Complete engagement isn't usually necessary with these forms of electronic escapism. Watching TV is a passive endeavor to begin with, and I'm not looking for any kind of life-affirming takeaway from either my "Hardcore Pawn" binges or my Drunk Hulk obsession. But a show like "Breaking Bad" — baby, you're different than the rest.
Unlike my other guilty pleasures on the small screen, "Breaking Bad" is all about feeling ... the guilt. Guilt at understanding the motivation behind some of the terrible things these characters do. Guilt at the small Pollyanna-ish part of me still rooting for some redemption for them, though it's pretty obvious they're not going to get it.
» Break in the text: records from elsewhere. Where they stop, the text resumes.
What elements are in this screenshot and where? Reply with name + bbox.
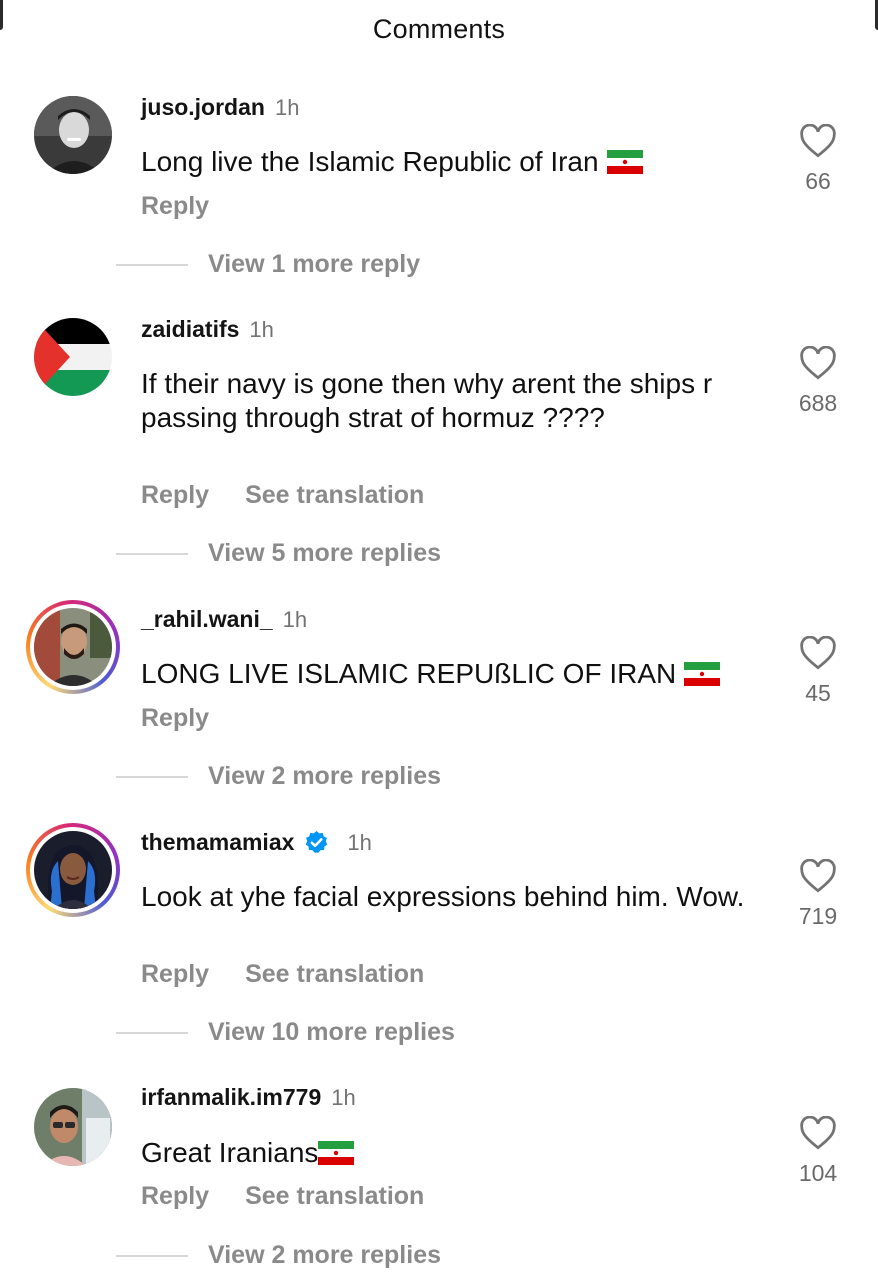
comment-body: LONG LIVE ISLAMIC REPUßLIC OF IRAN [141, 658, 677, 689]
comment-text: Great Iranians [141, 1136, 741, 1170]
divider-line [116, 1254, 188, 1257]
divider-line [116, 1031, 188, 1034]
divider-line [116, 552, 188, 555]
comment-time: 1h [274, 95, 300, 120]
like-control: 719 [790, 859, 846, 930]
comment-time: 1h [331, 1085, 356, 1110]
comment-text: If their navy is gone then why arent the… [141, 367, 731, 435]
view-replies-label: View 1 more reply [208, 250, 421, 278]
like-count: 688 [798, 390, 838, 416]
woman-portrait-icon [34, 831, 112, 909]
view-replies-button[interactable]: View 1 more reply [116, 250, 420, 279]
reply-button[interactable]: Reply [141, 1182, 209, 1211]
reply-button[interactable]: Reply [141, 704, 209, 733]
avatar [30, 604, 116, 690]
heart-icon[interactable] [799, 124, 837, 158]
heart-icon[interactable] [799, 636, 837, 670]
view-replies-label: View 2 more replies [208, 762, 441, 790]
comment-time: 1h [347, 830, 372, 855]
comment-body: If their navy is gone then why arent the… [141, 368, 713, 433]
comment-body: Long live the Islamic Republic of Iran [141, 146, 599, 177]
view-replies-button[interactable]: View 10 more replies [116, 1018, 455, 1047]
iran-flag-icon [318, 1141, 355, 1165]
comment-text: Look at yhe facial expressions behind hi… [141, 880, 751, 914]
avatar [30, 827, 116, 913]
avatar[interactable] [34, 96, 112, 174]
view-replies-label: View 10 more replies [208, 1018, 455, 1046]
like-control: 688 [790, 346, 846, 417]
view-replies-button[interactable]: View 2 more replies [116, 1241, 441, 1270]
page-title: Comments [372, 13, 506, 44]
comment-username[interactable]: themamamiax [141, 829, 294, 856]
like-control: 66 [790, 124, 846, 195]
comment-time: 1h [249, 317, 274, 342]
reply-button[interactable]: Reply [141, 192, 209, 221]
comment-body: Look at yhe facial expressions behind hi… [141, 881, 745, 912]
like-count: 66 [805, 168, 831, 194]
comment-username[interactable]: _rahil.wani_ [141, 606, 273, 633]
view-replies-button[interactable]: View 2 more replies [116, 762, 441, 791]
man-portrait-icon [34, 608, 112, 686]
iran-flag-icon [606, 150, 643, 174]
heart-icon[interactable] [799, 859, 837, 893]
avatar[interactable] [34, 1088, 112, 1166]
like-count: 45 [805, 680, 831, 706]
iran-flag-icon [684, 662, 721, 686]
comment-username[interactable]: irfanmalik.im779 [141, 1084, 321, 1111]
view-replies-label: View 2 more replies [208, 1241, 441, 1269]
comments-sheet: Comments juso.jordan 1h Long live the Is… [0, 0, 878, 1280]
see-translation-button[interactable]: See translation [245, 960, 424, 989]
reply-button[interactable]: Reply [141, 960, 209, 989]
comment-time: 1h [282, 607, 308, 632]
man-portrait-icon [34, 1088, 112, 1166]
view-replies-button[interactable]: View 5 more replies [116, 539, 441, 568]
see-translation-button[interactable]: See translation [245, 1182, 424, 1211]
man-portrait-icon [34, 96, 112, 174]
like-control: 45 [790, 636, 846, 707]
comment-body: Great Iranians [141, 1137, 319, 1168]
heart-icon[interactable] [799, 1116, 837, 1150]
comment-text: Long live the Islamic Republic of Iran [141, 145, 741, 179]
verified-badge-icon [306, 831, 328, 853]
avatar-story-ring[interactable] [26, 600, 120, 694]
like-control: 104 [790, 1116, 846, 1187]
divider-line [116, 775, 188, 778]
avatar-story-ring[interactable] [26, 823, 120, 917]
heart-icon[interactable] [799, 346, 837, 380]
like-count: 719 [798, 903, 838, 929]
sheet-header: Comments [0, 0, 878, 58]
avatar[interactable] [34, 318, 112, 396]
reply-button[interactable]: Reply [141, 481, 209, 510]
see-translation-button[interactable]: See translation [245, 481, 424, 510]
comment-username[interactable]: zaidiatifs [141, 316, 239, 343]
palestine-flag-icon [34, 318, 112, 396]
comment-text: LONG LIVE ISLAMIC REPUßLIC OF IRAN [141, 657, 781, 691]
view-replies-label: View 5 more replies [208, 539, 441, 567]
divider-line [116, 263, 188, 266]
like-count: 104 [798, 1160, 838, 1186]
comment-username[interactable]: juso.jordan [141, 94, 265, 121]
Guilt at being just one or two bad decisions away from actually becoming Walter White (and if you think this can't happen to you, you haven't been watching the show from the beginning or paying close attention, and either way, somewhere Vince Gilligan is crying).
You might share "moments" with characters on the other shows you watch. You (and understand when I say "you," I mean "we") may have fantasized about winning a cooking competition or owning the pitcher's mound during an MLB game or being thrown in a minimum-security women's prison for being a mule for an international drug cartel. And so you indulge these fantasies, and you tweet about them.
But with "Breaking Bad," you know that you are just as much the danger as Walter White. You feel it. To undergo this rather inexpensive self-examination, you don't want to be spending those critical 60 minutes trying to think up really awful "Breaking Bad" alternatives or clever names for the #BreakingBadBands hashtag. (I did it on my lunch hour — that's different.) You need to be in the characters' heads, watching their body language, scrutinizing the details in the scenery. Last week's unnerving closeup of Dean Norris and Bryan Cranston's eyes during their confrontation in Hank's garage was no accident: We were supposed to be privy to a prolonged stare into their souls so we could see our own — a difficult feat when we've got a Twitter succubus vying for our subconscious.
It's certainly not impossible to tweet during "Breaking Bad." I've done it (sorry — Danny Trejo's head mounted on a turtle required an immediate online group hug), and everyone and their meth-addled mother is going to do it again for the next few weeks as the series winds down. But if you want the full experience, I don't recommend it.